The .bed file table is ready now, it only needs to be printed to a tab-delimined file now.

In [11]:
bed.to_csv('bionanonew.bed', sep='\t', header=False, index=False)

# Avoid bugs
There have been several issues I have met during reformatting of the files. I will list them here in case you adapt the script for your own purposes:

- The name column (column 4 in the .bed file) consists of a name and a location. The name can not contain any underlines \_ , dashes - or points, the only special character allowed is ':'. E.g. don't change the name to 'Super_Scaffold_11:17683' but leave it like 'SuperScaffold11:17683'.
Especially the dashes, because in the merged bed file (in case the optical mapping data is merged with another map data), the name will change to 'nameofmap-SuperScaffold11:17683' and if there is an additional dash - like 'nameofmap-SuperScaffold-11:17683', ALLMAPS will interpret 11:17683 as a location.
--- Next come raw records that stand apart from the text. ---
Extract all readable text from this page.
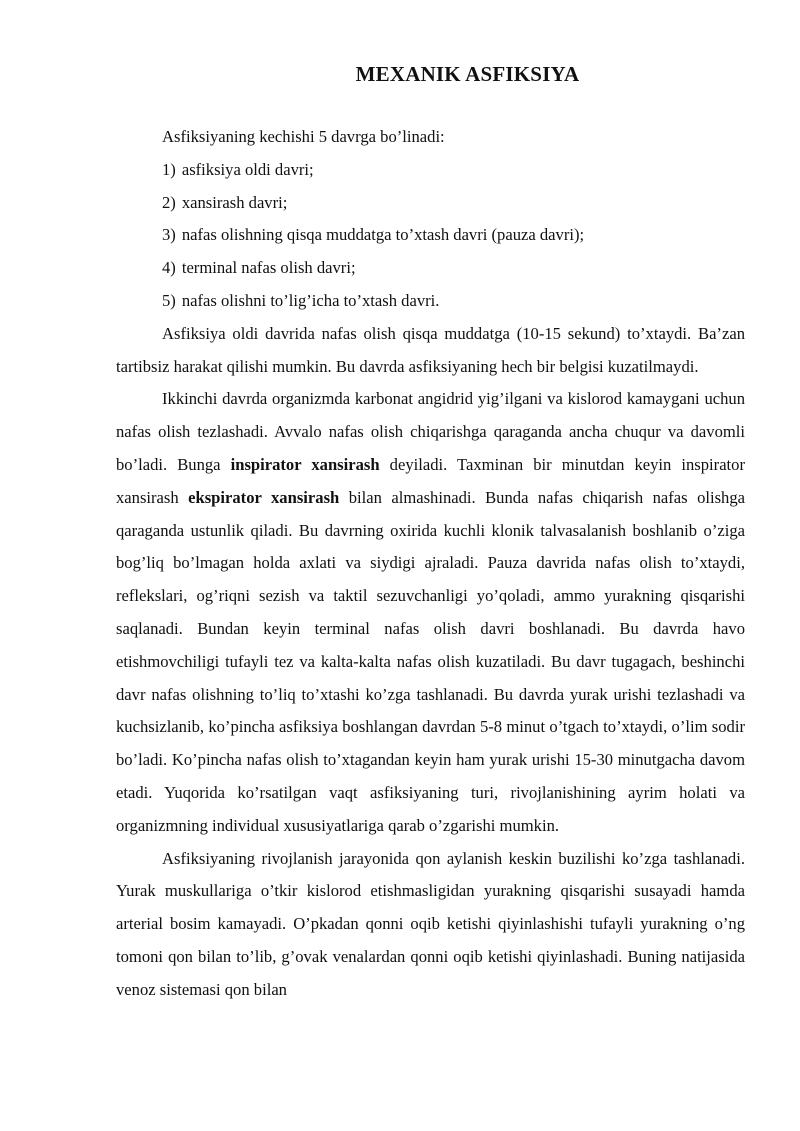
MEXANIK ASFIKSIYA

Asfiksiyaning kechishi 5 davrga bo’linadi:

1) asfiksiya oldi davri;

2) xansirash davri;

3) nafas olishning qisqa muddatga to’xtash davri (pauza davri);

4) terminal nafas olish davri;

5) nafas olishni to’lig’icha to’xtash davri.

Asfiksiya oldi davrida nafas olish qisqa muddatga (10-15 sekund) to’xtaydi. Ba’zan tartibsiz harakat qilishi mumkin. Bu davrda asfiksiyaning hech bir belgisi kuzatilmaydi.

Ikkinchi davrda organizmda karbonat angidrid yig’ilgani va kislorod kamaygani uchun nafas olish tezlashadi. Avvalo nafas olish chiqarishga qaraganda ancha chuqur va davomli bo’ladi. Bunga inspirator xansirash deyiladi. Taxminan bir minutdan keyin inspirator xansirash ekspirator xansirash bilan almashinadi. Bunda nafas chiqarish nafas olishga qaraganda ustunlik qiladi. Bu davrning oxirida kuchli klonik talvasalanish boshlanib o’ziga bog’liq bo’lmagan holda axlati va siydigi ajraladi. Pauza davrida nafas olish to’xtaydi, reflekslari, og’riqni sezish va taktil sezuvchanligi yo’qoladi, ammo yurakning qisqarishi saqlanadi. Bundan keyin terminal nafas olish davri boshlanadi. Bu davrda havo etishmovchiligi tufayli tez va kalta-kalta nafas olish kuzatiladi. Bu davr tugagach, beshinchi davr nafas olishning to’liq to’xtashi ko’zga tashlanadi. Bu davrda yurak urishi tezlashadi va kuchsizlanib, ko’pincha asfiksiya boshlangan davrdan 5-8 minut o’tgach to’xtaydi, o’lim sodir bo’ladi. Ko’pincha nafas olish to’xtagandan keyin ham yurak urishi 15-30 minutgacha davom etadi. Yuqorida ko’rsatilgan vaqt asfiksiyaning turi, rivojlanishining ayrim holati va organizmning individual xususiyatlariga qarab o’zgarishi mumkin.

Asfiksiyaning rivojlanish jarayonida qon aylanish keskin buzilishi ko’zga tashlanadi. Yurak muskullariga o’tkir kislorod etishmasligidan yurakning qisqarishi susayadi hamda arterial bosim kamayadi. O’pkadan qonni oqib ketishi qiyinlashishi tufayli yurakning o’ng tomoni qon bilan to’lib, g’ovak venalardan qonni oqib ketishi qiyinlashadi. Buning natijasida venoz sistemasi qon bilan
The resulting Scaffolding output will then not contain any information of this map.

- make sure the 'CompntName' in the .bed file matches the Sequence names in the .fasta file you will feed into ALLMAPS.
- make sure the .bed file is tab-delimined
- if you have any other maps, like genetic maps, make sure the Linkage group names do not contain any special character like 'L.1', instead change the name to something like 'L1'.
- getting an error like 'AttributeError: 'ScaffoldOO' object has no attribute 'object'' means there is something wrong with the names, in my case I had special characters at the wrong places in my .bed file.
- I compared the [sample .bed file](https://figshare.com/articles/ALLMAPS_supporting_data_Medicago_genome_assembly/1057745) a lot with my own, in case you have more problems with conversion, this might help you as well. 



### Conversion problems/ things to consider (copied in without revision!!- TODO)
* .bed format: NGS-contig name, NGS-start position, NGS-end position, Name of optical mapping SuperScaffold and its starting position (e.g. SS40:340.2), score, strand
    * the map position needs to be given with the name of the map scaffold
    * RefStart and not QryStart (had QryStart first)
* .bed is tab-delimined
* 577 unique contigs in OM data
* names of Peex113Ctgs must match with scaffolds.fasta file (they do)
* no empty lines
* no '\_' and '.' together in file names, neither in Scaffold names (not sure if the second is necessary)
    * genetic map linkage group not 'L.1' but 'L1'
* no '-' in Scaffold names, dash is used to specify the map in ALLMAPS, e.g. if it is the opticalmap or the geneticmap

* Problem: only geneticmap information is used for allmaps, the optical mapping info appears in the "unmapped" file.
    * run break of chimeric contigs first?